Qu’est-ce que la littératie numérique ? Entretien flash avec Magali Brunel

Publié le 29 juin 2023

Magali Brunel est maître de conférences en sciences de l'éducation, spécialiste en didactique de la lecture et de l'écriture. Ses travaux portent notamment sur l'enseignement de la littératie numérique.
Nous l’avons rencontrée à Nice en octobre 2022, dans le cadre du séminaire "Apprendre dans un monde numérique : regards croisés sur la pédagogie et la didactique" du cycle des auditeurs. Elle a accepté de répondre aux questions que nous lui avons posées sur la littératie numérique.

Entretien réalisé en octobre 2022 par Gwenaëlle Boucher, ingénieure en e-formation à l'IH2EF.

picto dialogue Pourquoi vous intéressez-vous à la littératie numérique ? 

Magali Brunel : Les études d’IPSOS et de l’Observatoire national de la lecture (ONL) ont montré que les adolescents passent plus de 8h par semaine sur internet, à lire, écrire, ou visualiser des contenus dans le cadre de leurs loisirs, Contrairement à ce que l’on entend parfois, ils lisent et écrivent plus que jamais, mais effectivement ils le font surtout sur écran ! Parallèlement, à l’école, les attendus vis-à-vis des activités sur écran sont de plus en plus forts.
La question qui se pose alors est : où et comment, les élèves apprennent-ils à lire et à écrire dans les environnements numériques ? Et quelles sont les compétences spécifiques nécessaires ? 

picto dialogue Qu’est-ce que la littératie numérique ?

MB : Les compétences sollicitées lorsque l’on utilise l’écrit en contexte numérique relèvent de ce que l’on nomme la littératie numérique. Ce concept est en fait une déclinaison de celui de littératie, que l’Organisation de coopération et de développement économiques (OCDE) définit ainsi :
"l’aptitude à comprendre et à utiliser l’information écrite dans la vie courante, à la maison, au travail et dans la collectivité en vue d’atteindre des buts personnels et d’étendre ses connaissances et ses capacités".
La littératie désigne le lire et l’écrire dans la vie quotidienne, et non pas seulement dans la phase d’alphabétisation qui est celle de l’apprentissage de la lecture. Elle concerne l’ensemble des modes langagiers et inclut les modes sonores, visuels, ou cinétiques. Enfin, elle se développe à travers une grande variété de genres et de supports et pas seulement sur papier. Lorsqu’on parle de littératie numérique, on parle donc d’une partie de la littératie, celle qui se manifeste dans des contextes numériques.

picto dialogue La littératie numérique, c’est quelque chose qu’on peut apprendre ?

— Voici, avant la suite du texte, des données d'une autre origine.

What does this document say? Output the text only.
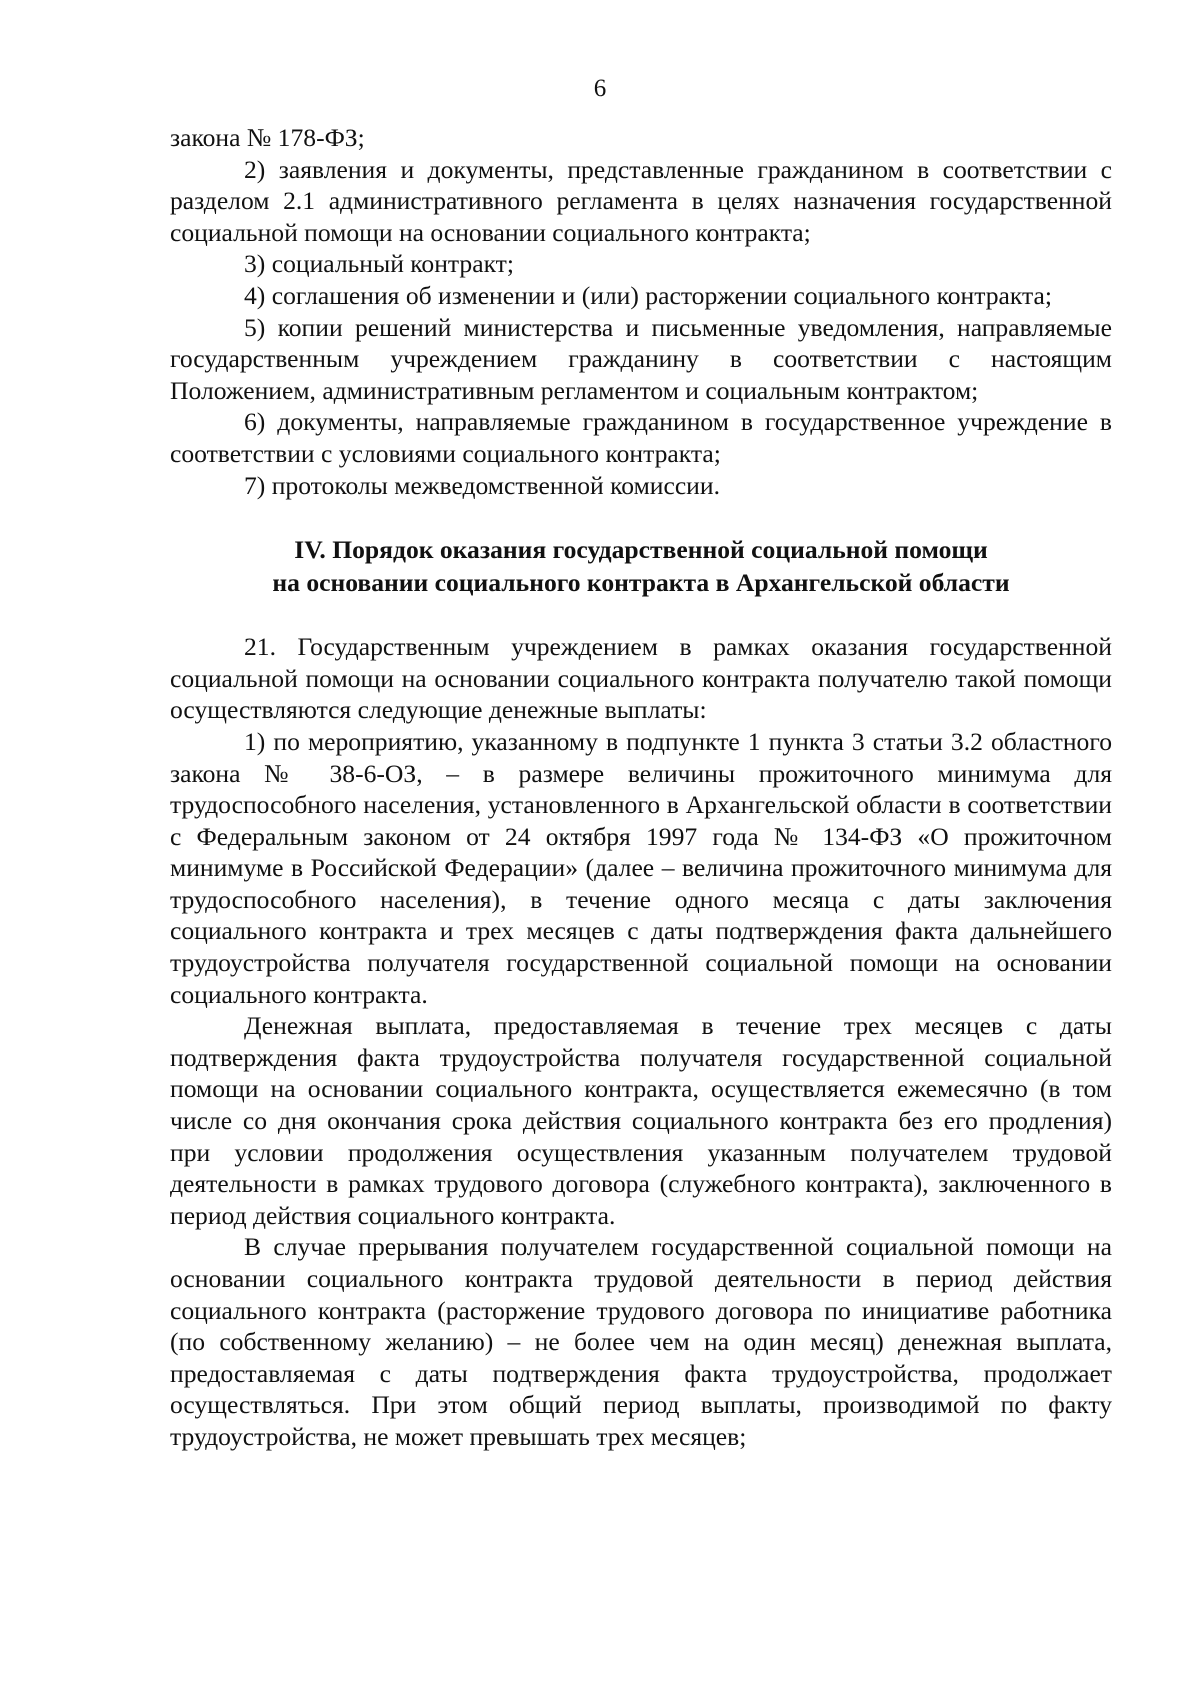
6

закона № 178-ФЗ;

2) заявления и документы, представленные гражданином в соответствии с разделом 2.1 административного регламента в целях назначения государственной социальной помощи на основании социального контракта;

3) социальный контракт;

4) соглашения об изменении и (или) расторжении социального контракта;

5) копии решений министерства и письменные уведомления, направляемые государственным учреждением гражданину в соответствии с настоящим Положением, административным регламентом и социальным контрактом;

6) документы, направляемые гражданином в государственное учреждение в соответствии с условиями социального контракта;

7) протоколы межведомственной комиссии.

IV. Порядок оказания государственной социальной помощи

на основании социального контракта в Архангельской области

21. Государственным учреждением в рамках оказания государственной социальной помощи на основании социального контракта получателю такой помощи осуществляются следующие денежные выплаты:

1) по мероприятию, указанному в подпункте 1 пункта 3 статьи 3.2 областного закона № 38-6-ОЗ, – в размере величины прожиточного минимума для трудоспособного населения, установленного в Архангельской области в соответствии с Федеральным законом от 24 октября 1997 года № 134-ФЗ «О прожиточном минимуме в Российской Федерации» (далее – величина прожиточного минимума для трудоспособного населения), в течение одного месяца с даты заключения социального контракта и трех месяцев с даты подтверждения факта дальнейшего трудоустройства получателя государственной социальной помощи на основании социального контракта.

Денежная выплата, предоставляемая в течение трех месяцев с даты подтверждения факта трудоустройства получателя государственной социальной помощи на основании социального контракта, осуществляется ежемесячно (в том числе со дня окончания срока действия социального контракта без его продления) при условии продолжения осуществления указанным получателем трудовой деятельности в рамках трудового договора (служебного контракта), заключенного в период действия социального контракта.

В случае прерывания получателем государственной социальной помощи на основании социального контракта трудовой деятельности в период действия социального контракта (расторжение трудового договора по инициативе работника (по собственному желанию) – не более чем на один месяц) денежная выплата, предоставляемая с даты подтверждения факта трудоустройства, продолжает осуществляться. При этом общий период выплаты, производимой по факту трудоустройства, не может превышать трех месяцев;
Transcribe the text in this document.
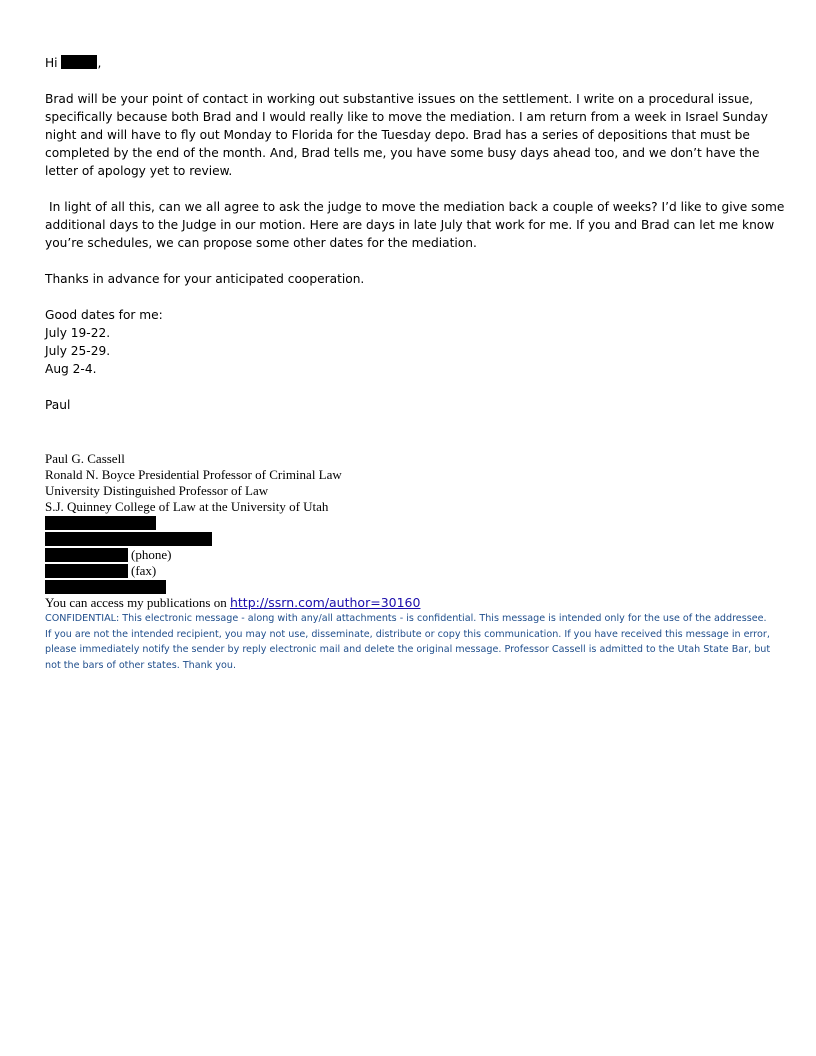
Hi	,

Brad will be your point of contact in working out substantive issues on the settlement. I write on a procedural issue, specifically because both Brad and I would really like to move the mediation. I am return from a week in Israel Sunday night and will have to fly out Monday to Florida for the Tuesday depo. Brad has a series of depositions that must be completed by the end of the month. And, Brad tells me, you have some busy days ahead too, and we don’t have the letter of apology yet to review.

In light of all this, can we all agree to ask the judge to move the mediation back a couple of weeks? I’d like to give some additional days to the Judge in our motion. Here are days in late July that work for me. If you and Brad can let me know you’re schedules, we can propose some other dates for the mediation.

Thanks in advance for your anticipated cooperation.

Good dates for me:
July 19-22.
July 25-29.
Aug 2-4.
Paul
Paul G. Cassell
Ronald N. Boyce Presidential Professor of Criminal Law
University Distinguished Professor of Law
S.J. Quinney College of Law at the University of Utah
(phone)
(fax)
You can access my publications on http://ssrn.com/author=30160
CONFIDENTIAL: This electronic message - along with any/all attachments - is confidential. This message is intended only for the use of the addressee. If you are not the intended recipient, you may not use, disseminate, distribute or copy this communication. If you have received this message in error, please immediately notify the sender by reply electronic mail and delete the original message. Professor Cassell is admitted to the Utah State Bar, but not the bars of other states. Thank you.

MB :  Oui. Elle mobilise 3 types de compétences :

  • d’abord des compétences technologiques, c’est à dire la manipulation des supports, la compréhension des fonctionnements de l’écriture et de la machine ;
  • ensuite des compétences liées à la prise en compte de la situation de communication, et à la capacité à exercer son esprit critique sur cette situation ;
  • et enfin des compétences langagières et sémiotiques : les genres numériques, et les modes langagiers qui sont sollicités de manière articulée avec leurs codes sémiotiques spécifiques, et des manières de lire particulières, non linéaires et interactives.

Ces compétences sont complexes, ce qui fait de la littératie numérique une maîtrise exigeante. Mais, cette notion est aujourd’hui absente des programmes et ces compétences ne sont pas véritablement enseignées. 

picto dialogue Alors quels risques identifiez-vous ?

MB : II s’agit d’une fracture numérique d’un nouveau genre. L'école a un rôle important à jouer dans l'apprentissage de ces nouvelles littératies pour permettre le rapprochement des cultures et éviter des "fractures numériques" qui peuvent être plus cognitives que matérielles. C’est ce que nous défendons dans différentes publications, notamment co-écrites avec François Quet.
Enseigner la littératie numérique, c’est prévenir le risque d’une fracture numérique, qui ne serait plus celle du matériel mais celle des ressources et des compétences que peuvent mobiliser des élèves. C’est aussi agir contre les inégalités sociales.
C’est tout l’enjeu des travaux des chercheurs sur ce concept qui doivent nourrir les enseignants dans leur approche de ce nouvel objet d’enseignement, et d’une réflexion institutionnelle sur la prise en compte de ces compétences dans les programmes et la formation.